4. The Guest Agent will download the package from the location specified in the RPC message

Workflow2.png

Guest Agent Message Handling

1. Guest agent will handle the message for upgrading to a particular version
2. Simple validation on the message will occur after the message is parsed 
    a. Check the strategy type, check to see if guest_automatic_updates is enabled
    b.

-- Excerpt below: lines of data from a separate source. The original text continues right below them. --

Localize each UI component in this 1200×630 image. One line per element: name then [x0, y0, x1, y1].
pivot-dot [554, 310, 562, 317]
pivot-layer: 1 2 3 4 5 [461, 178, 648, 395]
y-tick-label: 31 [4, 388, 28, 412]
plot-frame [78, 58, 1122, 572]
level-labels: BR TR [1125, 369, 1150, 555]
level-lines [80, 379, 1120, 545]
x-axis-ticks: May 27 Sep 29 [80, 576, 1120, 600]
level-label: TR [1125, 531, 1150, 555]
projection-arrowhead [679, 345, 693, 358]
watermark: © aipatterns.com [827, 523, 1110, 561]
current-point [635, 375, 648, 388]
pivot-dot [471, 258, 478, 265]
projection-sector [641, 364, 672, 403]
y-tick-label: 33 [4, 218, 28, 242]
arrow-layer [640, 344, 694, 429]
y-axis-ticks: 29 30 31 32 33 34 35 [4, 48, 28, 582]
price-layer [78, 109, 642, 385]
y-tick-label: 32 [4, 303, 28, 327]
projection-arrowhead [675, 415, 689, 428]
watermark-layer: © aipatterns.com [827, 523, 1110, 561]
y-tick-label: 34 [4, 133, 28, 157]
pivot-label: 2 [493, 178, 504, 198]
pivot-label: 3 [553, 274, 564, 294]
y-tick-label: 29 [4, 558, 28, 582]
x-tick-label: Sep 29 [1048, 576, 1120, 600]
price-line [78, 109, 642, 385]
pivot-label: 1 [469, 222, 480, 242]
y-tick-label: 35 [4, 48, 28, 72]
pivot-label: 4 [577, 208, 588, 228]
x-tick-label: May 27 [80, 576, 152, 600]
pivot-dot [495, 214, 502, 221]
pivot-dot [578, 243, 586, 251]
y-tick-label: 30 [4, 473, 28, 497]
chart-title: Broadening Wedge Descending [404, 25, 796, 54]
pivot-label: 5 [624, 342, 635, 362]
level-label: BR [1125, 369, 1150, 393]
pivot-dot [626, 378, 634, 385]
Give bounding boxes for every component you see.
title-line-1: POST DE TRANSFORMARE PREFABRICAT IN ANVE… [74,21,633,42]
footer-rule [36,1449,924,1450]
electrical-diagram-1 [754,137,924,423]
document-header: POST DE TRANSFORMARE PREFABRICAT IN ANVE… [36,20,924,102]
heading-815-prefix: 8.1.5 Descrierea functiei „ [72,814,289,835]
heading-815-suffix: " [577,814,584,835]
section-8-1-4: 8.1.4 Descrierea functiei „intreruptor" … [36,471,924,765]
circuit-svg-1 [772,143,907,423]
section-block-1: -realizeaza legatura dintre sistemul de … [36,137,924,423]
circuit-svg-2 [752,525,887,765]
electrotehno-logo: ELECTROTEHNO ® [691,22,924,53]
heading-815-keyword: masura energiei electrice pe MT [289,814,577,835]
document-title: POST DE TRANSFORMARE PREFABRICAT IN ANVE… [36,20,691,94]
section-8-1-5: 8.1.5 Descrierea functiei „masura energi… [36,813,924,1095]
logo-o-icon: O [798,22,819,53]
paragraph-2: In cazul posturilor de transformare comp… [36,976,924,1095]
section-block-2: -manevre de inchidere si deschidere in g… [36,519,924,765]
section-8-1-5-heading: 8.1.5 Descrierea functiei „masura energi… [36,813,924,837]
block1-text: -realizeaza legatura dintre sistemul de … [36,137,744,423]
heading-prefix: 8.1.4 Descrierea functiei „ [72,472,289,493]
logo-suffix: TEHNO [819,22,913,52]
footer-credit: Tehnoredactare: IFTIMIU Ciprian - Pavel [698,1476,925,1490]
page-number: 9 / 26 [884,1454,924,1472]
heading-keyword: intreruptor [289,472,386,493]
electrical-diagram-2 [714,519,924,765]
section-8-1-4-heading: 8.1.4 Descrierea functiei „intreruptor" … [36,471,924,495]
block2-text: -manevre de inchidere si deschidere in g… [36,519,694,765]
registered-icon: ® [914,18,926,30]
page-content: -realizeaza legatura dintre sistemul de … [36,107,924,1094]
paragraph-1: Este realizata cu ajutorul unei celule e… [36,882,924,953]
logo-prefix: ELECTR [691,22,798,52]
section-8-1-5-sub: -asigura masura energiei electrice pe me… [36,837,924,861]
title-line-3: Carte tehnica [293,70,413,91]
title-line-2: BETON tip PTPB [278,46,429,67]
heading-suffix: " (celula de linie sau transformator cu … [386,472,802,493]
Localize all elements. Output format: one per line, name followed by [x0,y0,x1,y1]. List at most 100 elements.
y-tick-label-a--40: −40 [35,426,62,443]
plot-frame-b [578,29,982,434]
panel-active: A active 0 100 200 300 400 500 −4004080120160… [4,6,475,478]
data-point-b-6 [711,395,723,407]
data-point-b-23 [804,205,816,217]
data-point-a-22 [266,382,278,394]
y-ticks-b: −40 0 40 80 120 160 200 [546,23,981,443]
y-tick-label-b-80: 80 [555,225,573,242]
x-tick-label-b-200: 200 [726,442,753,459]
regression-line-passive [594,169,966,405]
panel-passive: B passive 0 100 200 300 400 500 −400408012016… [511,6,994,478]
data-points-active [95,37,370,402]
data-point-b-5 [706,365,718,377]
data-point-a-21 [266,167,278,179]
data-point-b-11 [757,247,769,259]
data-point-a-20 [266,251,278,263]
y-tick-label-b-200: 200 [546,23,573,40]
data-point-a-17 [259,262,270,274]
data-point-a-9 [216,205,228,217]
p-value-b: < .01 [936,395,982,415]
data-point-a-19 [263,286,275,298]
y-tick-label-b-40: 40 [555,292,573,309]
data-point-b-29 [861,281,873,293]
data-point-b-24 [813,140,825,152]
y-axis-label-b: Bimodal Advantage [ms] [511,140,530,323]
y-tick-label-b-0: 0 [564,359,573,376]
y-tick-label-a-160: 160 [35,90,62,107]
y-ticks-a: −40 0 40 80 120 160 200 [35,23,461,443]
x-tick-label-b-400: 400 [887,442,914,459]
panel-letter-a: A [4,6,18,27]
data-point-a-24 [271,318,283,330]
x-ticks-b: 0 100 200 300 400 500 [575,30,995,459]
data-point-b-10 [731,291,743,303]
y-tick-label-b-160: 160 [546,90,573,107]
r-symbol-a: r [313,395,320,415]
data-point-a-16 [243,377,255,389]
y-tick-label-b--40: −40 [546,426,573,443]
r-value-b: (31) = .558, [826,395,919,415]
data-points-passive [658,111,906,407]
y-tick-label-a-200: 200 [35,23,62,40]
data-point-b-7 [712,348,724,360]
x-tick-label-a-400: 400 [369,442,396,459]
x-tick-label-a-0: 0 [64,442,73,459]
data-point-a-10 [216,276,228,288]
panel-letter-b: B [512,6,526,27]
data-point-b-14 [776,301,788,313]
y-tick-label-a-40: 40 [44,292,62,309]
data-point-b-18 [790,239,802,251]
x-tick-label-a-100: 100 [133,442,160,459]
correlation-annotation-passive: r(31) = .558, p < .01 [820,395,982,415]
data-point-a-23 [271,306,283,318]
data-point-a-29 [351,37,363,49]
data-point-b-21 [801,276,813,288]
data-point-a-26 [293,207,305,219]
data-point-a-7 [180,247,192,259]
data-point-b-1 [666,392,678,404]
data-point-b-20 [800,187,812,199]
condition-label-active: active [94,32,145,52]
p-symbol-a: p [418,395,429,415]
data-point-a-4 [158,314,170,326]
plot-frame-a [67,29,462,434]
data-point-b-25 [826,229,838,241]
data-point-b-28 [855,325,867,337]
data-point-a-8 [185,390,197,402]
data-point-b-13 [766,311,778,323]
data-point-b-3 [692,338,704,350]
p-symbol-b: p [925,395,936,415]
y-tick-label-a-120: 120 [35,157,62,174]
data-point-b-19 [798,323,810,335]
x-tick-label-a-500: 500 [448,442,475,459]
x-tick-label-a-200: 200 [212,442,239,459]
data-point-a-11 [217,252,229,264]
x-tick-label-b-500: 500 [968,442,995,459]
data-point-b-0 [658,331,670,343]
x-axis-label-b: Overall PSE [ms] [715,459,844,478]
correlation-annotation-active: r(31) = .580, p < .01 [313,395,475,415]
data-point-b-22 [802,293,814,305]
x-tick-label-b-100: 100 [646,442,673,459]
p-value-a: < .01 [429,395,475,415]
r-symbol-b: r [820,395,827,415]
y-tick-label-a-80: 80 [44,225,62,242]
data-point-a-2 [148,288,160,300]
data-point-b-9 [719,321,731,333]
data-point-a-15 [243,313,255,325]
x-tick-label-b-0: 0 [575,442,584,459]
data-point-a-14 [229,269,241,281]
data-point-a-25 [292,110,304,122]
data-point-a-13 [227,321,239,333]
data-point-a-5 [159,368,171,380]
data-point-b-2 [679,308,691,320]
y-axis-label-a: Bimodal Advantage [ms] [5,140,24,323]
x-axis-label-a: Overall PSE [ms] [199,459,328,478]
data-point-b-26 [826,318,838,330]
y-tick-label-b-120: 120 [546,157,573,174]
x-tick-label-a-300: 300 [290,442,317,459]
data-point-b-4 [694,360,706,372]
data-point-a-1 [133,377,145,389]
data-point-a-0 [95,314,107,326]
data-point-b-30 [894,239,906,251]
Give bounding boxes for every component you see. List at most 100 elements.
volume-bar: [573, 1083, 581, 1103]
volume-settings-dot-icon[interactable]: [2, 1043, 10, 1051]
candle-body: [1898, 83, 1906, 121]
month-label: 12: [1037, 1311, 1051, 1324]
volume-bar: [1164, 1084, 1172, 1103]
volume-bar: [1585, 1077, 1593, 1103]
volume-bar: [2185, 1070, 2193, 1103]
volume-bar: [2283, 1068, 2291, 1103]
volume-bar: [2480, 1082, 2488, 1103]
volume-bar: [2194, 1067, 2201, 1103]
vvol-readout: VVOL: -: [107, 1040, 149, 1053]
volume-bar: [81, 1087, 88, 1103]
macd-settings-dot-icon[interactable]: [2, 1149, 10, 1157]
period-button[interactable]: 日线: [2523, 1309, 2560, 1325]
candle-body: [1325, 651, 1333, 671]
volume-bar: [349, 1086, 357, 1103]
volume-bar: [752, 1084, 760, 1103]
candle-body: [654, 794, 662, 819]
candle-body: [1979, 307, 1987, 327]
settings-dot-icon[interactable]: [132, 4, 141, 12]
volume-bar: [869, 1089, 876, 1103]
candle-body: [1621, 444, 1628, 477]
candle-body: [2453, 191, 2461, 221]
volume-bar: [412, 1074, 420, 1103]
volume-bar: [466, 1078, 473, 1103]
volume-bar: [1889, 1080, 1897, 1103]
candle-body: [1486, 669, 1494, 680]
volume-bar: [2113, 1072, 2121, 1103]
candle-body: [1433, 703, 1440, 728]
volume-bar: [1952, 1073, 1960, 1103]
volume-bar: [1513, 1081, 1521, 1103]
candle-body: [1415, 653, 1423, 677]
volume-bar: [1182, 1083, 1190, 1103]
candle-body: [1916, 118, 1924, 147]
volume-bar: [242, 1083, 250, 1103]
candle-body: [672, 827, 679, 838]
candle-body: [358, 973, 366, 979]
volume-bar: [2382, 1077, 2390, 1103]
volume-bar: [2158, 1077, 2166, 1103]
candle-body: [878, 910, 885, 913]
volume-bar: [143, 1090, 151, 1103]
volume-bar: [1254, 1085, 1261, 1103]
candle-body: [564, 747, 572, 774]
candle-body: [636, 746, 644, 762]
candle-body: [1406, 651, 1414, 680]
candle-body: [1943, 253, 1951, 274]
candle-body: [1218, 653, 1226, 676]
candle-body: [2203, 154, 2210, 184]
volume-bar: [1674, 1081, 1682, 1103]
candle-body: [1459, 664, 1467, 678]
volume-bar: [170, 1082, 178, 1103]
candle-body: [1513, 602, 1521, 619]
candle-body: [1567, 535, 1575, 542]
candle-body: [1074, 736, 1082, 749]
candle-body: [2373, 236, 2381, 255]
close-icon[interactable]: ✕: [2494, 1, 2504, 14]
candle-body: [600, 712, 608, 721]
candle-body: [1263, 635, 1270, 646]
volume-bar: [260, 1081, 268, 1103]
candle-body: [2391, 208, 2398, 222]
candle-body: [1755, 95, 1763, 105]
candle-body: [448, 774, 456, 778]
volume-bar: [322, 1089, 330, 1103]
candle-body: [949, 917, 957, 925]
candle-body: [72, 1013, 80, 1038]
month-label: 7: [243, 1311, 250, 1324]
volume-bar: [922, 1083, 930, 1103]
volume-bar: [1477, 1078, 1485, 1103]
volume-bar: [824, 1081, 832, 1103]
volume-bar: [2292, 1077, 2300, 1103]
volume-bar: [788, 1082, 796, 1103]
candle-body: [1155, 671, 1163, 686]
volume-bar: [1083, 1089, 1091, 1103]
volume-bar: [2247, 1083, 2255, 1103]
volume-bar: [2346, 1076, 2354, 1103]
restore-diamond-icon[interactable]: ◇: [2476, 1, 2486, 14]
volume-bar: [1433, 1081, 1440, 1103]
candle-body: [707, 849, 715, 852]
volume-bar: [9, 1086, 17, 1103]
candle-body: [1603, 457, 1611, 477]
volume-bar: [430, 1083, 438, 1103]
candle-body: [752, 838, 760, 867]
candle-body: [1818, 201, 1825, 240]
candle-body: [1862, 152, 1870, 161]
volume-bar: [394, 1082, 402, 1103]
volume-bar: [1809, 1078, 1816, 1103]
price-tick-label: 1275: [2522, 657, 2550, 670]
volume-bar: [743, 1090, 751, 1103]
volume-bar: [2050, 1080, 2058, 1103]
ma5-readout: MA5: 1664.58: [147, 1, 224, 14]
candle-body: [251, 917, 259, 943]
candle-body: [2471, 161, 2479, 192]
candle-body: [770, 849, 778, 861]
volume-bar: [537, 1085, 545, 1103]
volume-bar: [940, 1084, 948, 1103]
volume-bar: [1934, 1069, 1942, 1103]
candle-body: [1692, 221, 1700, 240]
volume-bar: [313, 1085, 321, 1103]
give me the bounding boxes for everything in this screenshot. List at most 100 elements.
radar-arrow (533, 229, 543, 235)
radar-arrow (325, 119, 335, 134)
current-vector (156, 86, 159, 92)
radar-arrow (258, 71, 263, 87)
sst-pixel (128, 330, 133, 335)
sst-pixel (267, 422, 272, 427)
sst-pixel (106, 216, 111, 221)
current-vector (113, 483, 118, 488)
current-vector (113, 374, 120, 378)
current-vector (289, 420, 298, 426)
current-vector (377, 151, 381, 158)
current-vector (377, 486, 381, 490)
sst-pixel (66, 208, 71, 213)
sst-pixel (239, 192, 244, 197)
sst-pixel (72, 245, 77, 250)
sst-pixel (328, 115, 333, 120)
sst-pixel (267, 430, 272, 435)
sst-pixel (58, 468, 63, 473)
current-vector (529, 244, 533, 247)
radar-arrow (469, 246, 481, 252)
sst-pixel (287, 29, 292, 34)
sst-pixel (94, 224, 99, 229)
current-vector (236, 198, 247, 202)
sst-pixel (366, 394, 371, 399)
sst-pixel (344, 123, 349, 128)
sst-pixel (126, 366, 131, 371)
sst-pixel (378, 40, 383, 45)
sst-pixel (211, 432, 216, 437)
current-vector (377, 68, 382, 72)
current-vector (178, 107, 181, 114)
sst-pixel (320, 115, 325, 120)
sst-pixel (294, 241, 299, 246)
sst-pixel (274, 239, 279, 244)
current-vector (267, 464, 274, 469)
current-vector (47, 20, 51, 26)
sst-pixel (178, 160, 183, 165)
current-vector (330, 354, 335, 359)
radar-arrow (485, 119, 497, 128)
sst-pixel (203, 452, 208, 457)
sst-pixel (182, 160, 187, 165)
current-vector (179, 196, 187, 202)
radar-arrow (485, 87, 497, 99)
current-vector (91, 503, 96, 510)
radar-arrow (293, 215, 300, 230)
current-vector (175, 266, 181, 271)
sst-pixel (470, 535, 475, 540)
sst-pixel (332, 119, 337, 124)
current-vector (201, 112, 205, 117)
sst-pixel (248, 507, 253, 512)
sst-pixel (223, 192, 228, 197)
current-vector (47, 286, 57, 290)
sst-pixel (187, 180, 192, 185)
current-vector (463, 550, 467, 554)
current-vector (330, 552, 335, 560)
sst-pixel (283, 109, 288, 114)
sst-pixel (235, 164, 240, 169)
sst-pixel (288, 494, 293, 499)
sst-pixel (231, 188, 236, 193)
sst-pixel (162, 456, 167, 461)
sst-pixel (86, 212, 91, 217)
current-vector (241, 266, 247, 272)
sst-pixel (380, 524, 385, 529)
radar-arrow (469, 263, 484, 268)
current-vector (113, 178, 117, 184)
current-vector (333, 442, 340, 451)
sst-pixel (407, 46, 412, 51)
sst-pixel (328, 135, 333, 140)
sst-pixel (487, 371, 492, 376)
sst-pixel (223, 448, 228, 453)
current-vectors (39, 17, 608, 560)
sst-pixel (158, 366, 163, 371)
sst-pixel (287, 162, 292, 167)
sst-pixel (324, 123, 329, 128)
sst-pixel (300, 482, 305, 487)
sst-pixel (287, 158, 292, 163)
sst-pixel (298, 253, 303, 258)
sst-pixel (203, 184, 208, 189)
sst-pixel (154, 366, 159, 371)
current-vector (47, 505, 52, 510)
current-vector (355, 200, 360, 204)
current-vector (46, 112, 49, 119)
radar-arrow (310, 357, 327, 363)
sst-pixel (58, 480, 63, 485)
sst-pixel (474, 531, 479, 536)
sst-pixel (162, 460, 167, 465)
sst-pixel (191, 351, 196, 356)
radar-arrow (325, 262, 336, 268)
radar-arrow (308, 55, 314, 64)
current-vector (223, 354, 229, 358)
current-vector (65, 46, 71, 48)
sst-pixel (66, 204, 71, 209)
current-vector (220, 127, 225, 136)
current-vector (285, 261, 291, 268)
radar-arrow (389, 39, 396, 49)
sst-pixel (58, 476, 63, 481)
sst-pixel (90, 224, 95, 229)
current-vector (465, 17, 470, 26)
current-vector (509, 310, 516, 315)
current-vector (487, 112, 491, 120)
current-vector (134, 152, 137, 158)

Check the location of the package in the message and whether it exists
3. Record the upgrade 'event' in the Trove upgrades database table
4. Execute or process the message

Message handling.png

Guest Agent Process Upgrade Message

1. Choose the correct strategy to process the upgrade
2. Download the file from the given location (retry n-times before Failing)
3. Decrypt the package
4. Validate the package
    a. check size, check version, checksum, format etc
5. Install the package (pip install)
6. Restart (retry n-times before Failing)

Ga processing.png

* on start up update the status of the upgrade to SUCCESS
** if start up fails try to install the last known working version, record the status as FAILED
    I can see this being a config value that gets updated or a file that is written to disk on the instance

Trove Management REST API

Create a notification request to upgrade an trove guest agent

Relative URL:  /v1.0/{admin_tenant_id}/mgmt/upgrades

HTTP Method: POST

HTTP Headers:
  Accept: application/json
  Content-Type: application/json 
  User-Agent: python-troveclient 
  X-Auth-Project-Id: tenant_name 
  X-Auth-Token: HPAuth10_xxxx 

HTTP Post Body
{
    "instance_id": '<UUID>'
    "instance_version": "v1.0.1",
    "strategy": "swift",
    "location": "http://swift/tenant/container/trove-guestagent-v1.0.1.tar.gz"
}

Trove RPC API

unpacked context

{
   ...
    "is_admin": True,
    "tenant":"<SANITIZED>",
    "method": "upgrade",
    "instance_id": '<UUID>'
    "instance_version": "v1.0.1",
    "strategy": "swift",
    "location": "http://swift/tenant/container/trove-guestagent-v1.0.1.tar.gz"
}

Versioning and Package Validation

  • The Guest Agent will be responsible for validating the package before upgrading

Scenarios

  1. What happens when the Guest Agent is in a non-upgradeable state? (backup/restore, resize, restart, error)
    • The message should remain in the queue until the next time the Guest Agent checks and the state is in 'Running'
  2. What happens when an upgrade fails, and how does that feedback to Trove?
    • Record it as a FAIL in the Trove Database, Admin will have to query.
  3. Can we rollback or install a previous version?